C. Bagaaimana kasus yang terjadi di Indonesia mengenai pentas
politik, pendidikan, ekonomi, sosial, dan budaya yang menjadi agen
perubahan umat Islam ke depan?
III. PEMBAHASAN
A. Tonggak Kebangkitan Kembali Islam pada Abad 15 H
Kita perlu menelusuri pengalaman Islam masa lalu, sebuah pengalaman
kejayaan. Pengalaman ini dipergilirkan kepada beberapa negara dan dunia
Islam pernah mendapatkan giliran itu sehingga pernah memimpin dunia ini
dengan dua kekuatan yaitu kekuatan Islam dibelahan Timur berpusat di
Damaskus ketika berada di bawah kekuasan dinasti Umayyah kemudian pindah
ke baghdad dibawah kekuasaan Abbasiyah dan dibelahan Barat berpusat di
Cordova Spanyol di bawah kekuasaan Umayyah.[1]
Kejayaan Islam pada masa Bani Abasiyah dibawah pemerintahan Abu Ja’far
Harun Ar Rasyid. Pada masa pemerintahannya Islam mengalami punck
kemegahan dan kesejahteraan yang belumpernah dicapai sebelumnya. Pada
masa ini dikenal dengan kekuatan dan kemajuan ilmu pengetahuannya,
sehingga Baghdad menjadi pusat ilmu pengetahuan, kebudayaan dan
perniagaan di dunia. Pada masa ini, Islam telah tersebar sangat luas.

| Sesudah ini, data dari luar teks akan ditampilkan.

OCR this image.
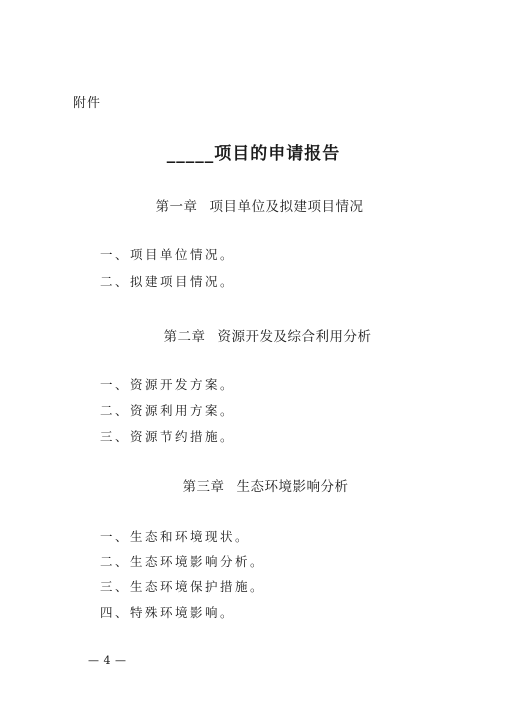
附件
_____项目的申请报告
第一章 项目单位及拟建项目情况
一、项目单位情况。
二、拟建项目情况。
第二章 资源开发及综合利用分析
一、资源开发方案。
二、资源利用方案。
三、资源节约措施。
第三章 生态环境影响分析
一、生态和环境现状。
二、生态环境影响分析。
三、生态环境保护措施。
四、特殊环境影响。
— 4 —
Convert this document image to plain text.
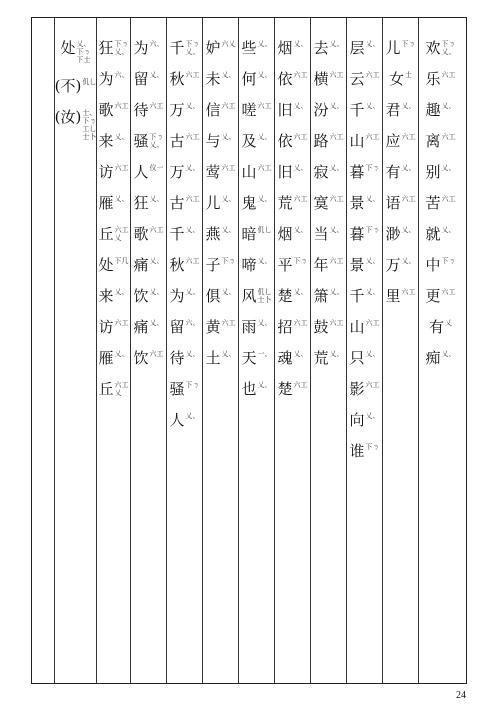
处 乂、
下ㄋ
下士
(不) 仉乚
(汝) 士、
下ㄋ
工乚
士卜
狂 下ㄋ
乂、
为 六、
歌 六工
来 乂、
访 六工
雁 乂、
丘 六工
乂
处 下几
来 乂、
访 六工
雁 乂、
丘 六工
乂
为 六、
留 乂、
待 六工
骚 下ㄋ
乂、
人 仪一
狂 乂、
歌 六工
痛 乂、
饮 乂、
痛 乂、
饮 六工
千 下ㄋ
乂、
秋 六工
万 乂、
古 六工
万 乂、
古 六工
千 乂、
秋 六工
为 乂、
留 六、
待 乂、
骚 下ㄋ
人 乂、
妒 六乂
未 乂、
信 六工
与 乂、
莺 六工
儿 乂、
燕 乂、
子 下ㄋ
俱 乂、
黄 六工
土 乂、
些 乂、
何 乂、
嗟 六工
及 乂、
山 六工
鬼 乂、
暗 仉乚
啼 乂、
风 仉乚
士卜
雨 乂、
天 一、
也 乂、
烟 乂、
依 六工
旧 乂、
依 六工
旧 乂、
荒 六工
烟 乂、
平 下ㄋ
楚 乂、
招 六工
魂 乂、
楚 六工
去 乂、
横 六工
汾 乂、
路 六工
寂 乂、
寞 六工
当 乂、
年 六工
箫 乂、
鼓 六工
荒 乂、
层 乂、
云 六工
千 乂、
山 六工
暮 下ㄋ
景 乂、
暮 下ㄋ
景 乂、
千 乂、
山 六工
只 乂、
影 六工
向 乂、
谁 下ㄋ
儿 下ㄋ
女 士
君 乂、
应 六工
有 乂、
语 六工
渺 乂、
万 乂、
里 六工
欢 下ㄋ
乂、
乐 六工
趣 乂、
离 六工
别 乂、
苦 六工
就 乂、
中 下ㄋ
更 六工
有 乂
痴 乂、
24
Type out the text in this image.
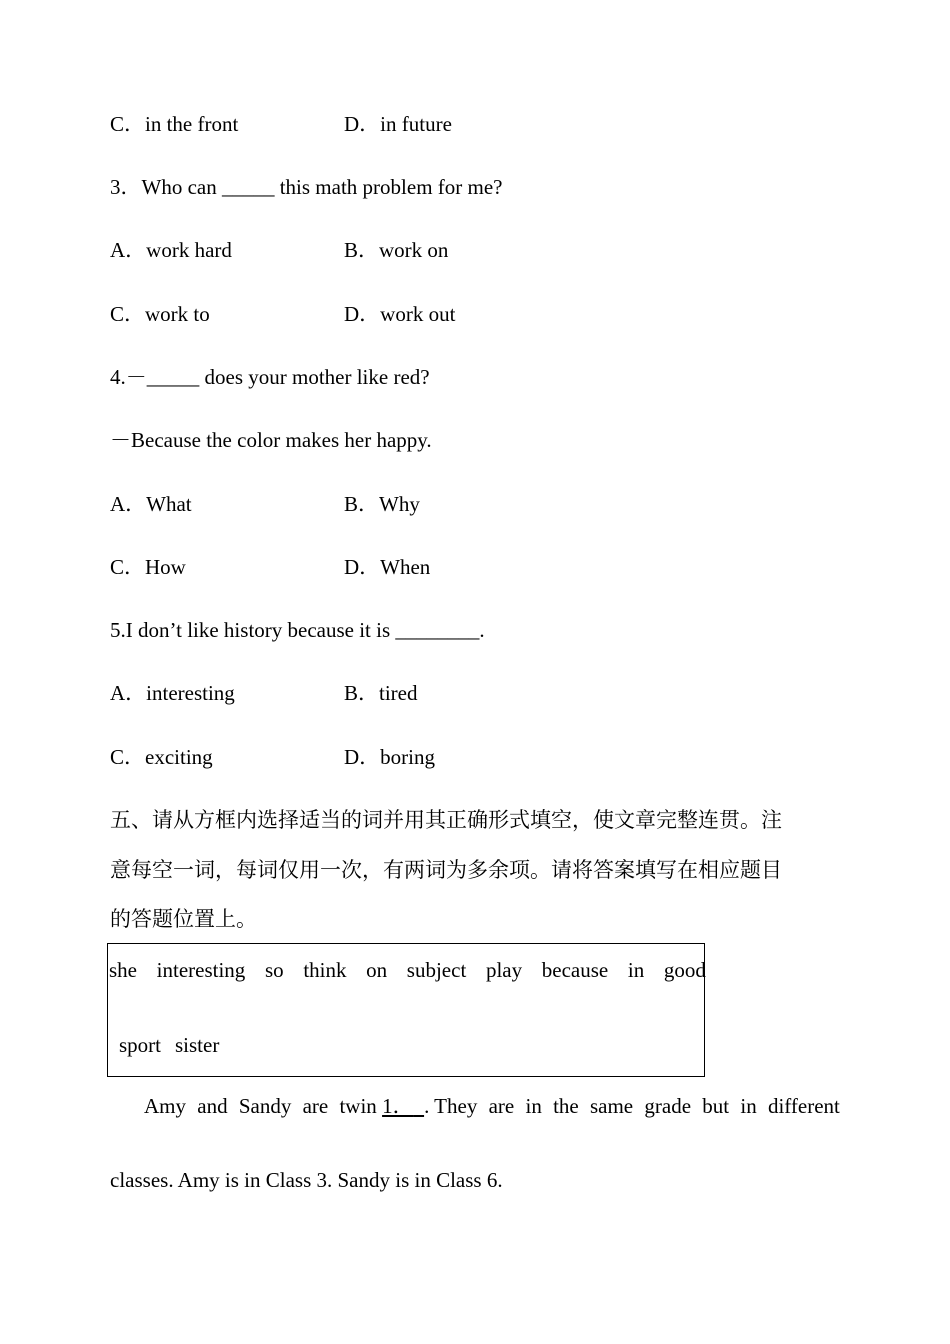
C．in the front	D．in future
3．Who can _____ this math problem for me?
A．work hard	B．work on
C．work to	D．work out
4.－_____ does your mother like red?
－Because the color makes her happy.
A．What	B．Why
C．How	D．When
5.I don’t like history because it is ________.
A．interesting	B．tired
C．exciting	D．boring
五、请从方框内选择适当的词并用其正确形式填空，使文章完整连贯。注
意每空一词，每词仅用一次，有两词为多余项。请将答案填写在相应题目
的答题位置上。
she interesting so think on subject play because in good
sport sister
Amy and Sandy are twin 1． . They are in the same grade but in different
classes. Amy is in Class 3. Sandy is in Class 6.
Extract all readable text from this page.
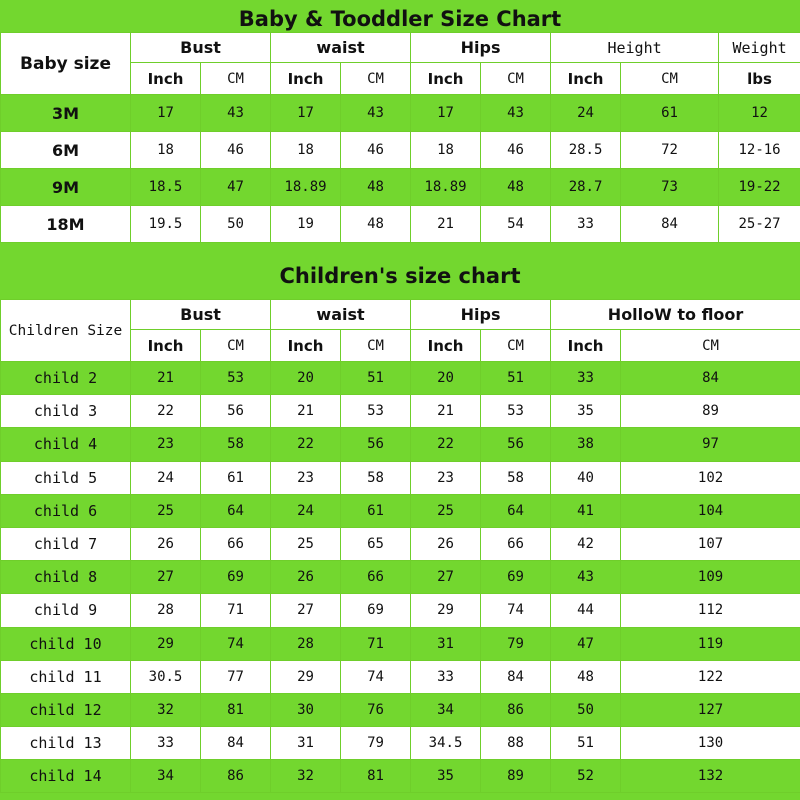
Baby & Tooddler Size Chart
Baby size	Bust		waist		Hips		Height		Weight
	Inch	CM	Inch	CM	Inch	CM	Inch	CM	lbs
3M	17	43	17	43	17	43	24	61	12
6M	18	46	18	46	18	46	28.5	72	12-16
9M	18.5	47	18.89	48	18.89	48	28.7	73	19-22
18M	19.5	50	19	48	21	54	33	84	25-27
Children's size chart
Children Size	Bust		waist		Hips		HolloW to floor	
	Inch	CM	Inch	CM	Inch	CM	Inch	CM
child 2	21	53	20	51	20	51	33	84
child 3	22	56	21	53	21	53	35	89
child 4	23	58	22	56	22	56	38	97
child 5	24	61	23	58	23	58	40	102
child 6	25	64	24	61	25	64	41	104
child 7	26	66	25	65	26	66	42	107
child 8	27	69	26	66	27	69	43	109
child 9	28	71	27	69	29	74	44	112
child 10	29	74	28	71	31	79	47	119
child 11	30.5	77	29	74	33	84	48	122
child 12	32	81	30	76	34	86	50	127
child 13	33	84	31	79	34.5	88	51	130
child 14	34	86	32	81	35	89	52	132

Khalifah mendirikan dewan penerjemah yaitu dengan mengumpulkan para
sastrawan, budayawan, kaum cendekiawan, dan ahli ilmu. Kota Baghdad
terkenal dengan pusat ilmu pengetahuan di seluruh dunia. Pembangunan
prasarana umum juga dilakukan dalam berbagai bidang sehingga menciptakan
kesejahteraan bagi umat Islam.[2]
Abad ke-15 Hijriah dicanangkan oleh seluruh umat Islam sebagai abad
kebangkitan kembali Islam. Chandra Muzaffar menanggapi gaung kebangkitan
kembali Islam ini sebagai suatu proses historis yang dinamis. Ada tiga
pengertian
tentang konsep kebangkitan kembali Islam yang dikemukakan oleh Muzaffar,
dua di antaranya adalah : Pertama, konsep ini merupakan suatu
penglihatan dari dalam, suatu cara pandang dalam mana kaum muslimin
melihat derasnya dampak agama di kalangan pemeluknya. Hal ini
menyiratkan kesan bahwa Islam menjadi penting kambali. Artinya, Islam
memperoleh kembali prestise dan kehormatan dirinya. Kedua, “kebangkitan
kembali” mengisyaratkan bahwa keadaan tersebut telah terjadi sebelumnya.
Maka dalam gerak kebangkitan kembali ini terdapat keterkaitan dengan
masa lalu; bahwa kejayaan Islam pada masa lalu itu – jejak hidup Nabi
Muhammad saw, dan para pengikutnya – memberi pengaruh besar terhadap
pemikiran orang-orang yang menaruh perhatian pada “jalan hidup” Islam
pada masa lalu.[3]
Abad ke XV H disebut sebagai masa kebangkitannya umat Islam kembali dapat kita lihat dari beberapa fakta-fakta berikut:
1. Sejarah itu berulang kejadiannya. Umat Islam mencapai/ menikmati
kejayaan selama tujuh abad yaitu dari abad ke I sampai abad ke VII H.
Kemudian mulai mundur dan negara-negara Islam jatuh satu demi satu di
bawah penjajahan Barat, yang dahulunya belajar dari umat Islam. Tujuh
abad pula lamanya umat Islam di bawah cengkraman penjajahan dan
penindasan Barat. Sesudah tujuh abad, kini negara-negara Islam yang
telah jatuh menjadi jajahan Barat itu sekarang sudah merdeka. Mereka
mulai menghirup udara kebebasan sesudah lepas dari belenggu penjajahan.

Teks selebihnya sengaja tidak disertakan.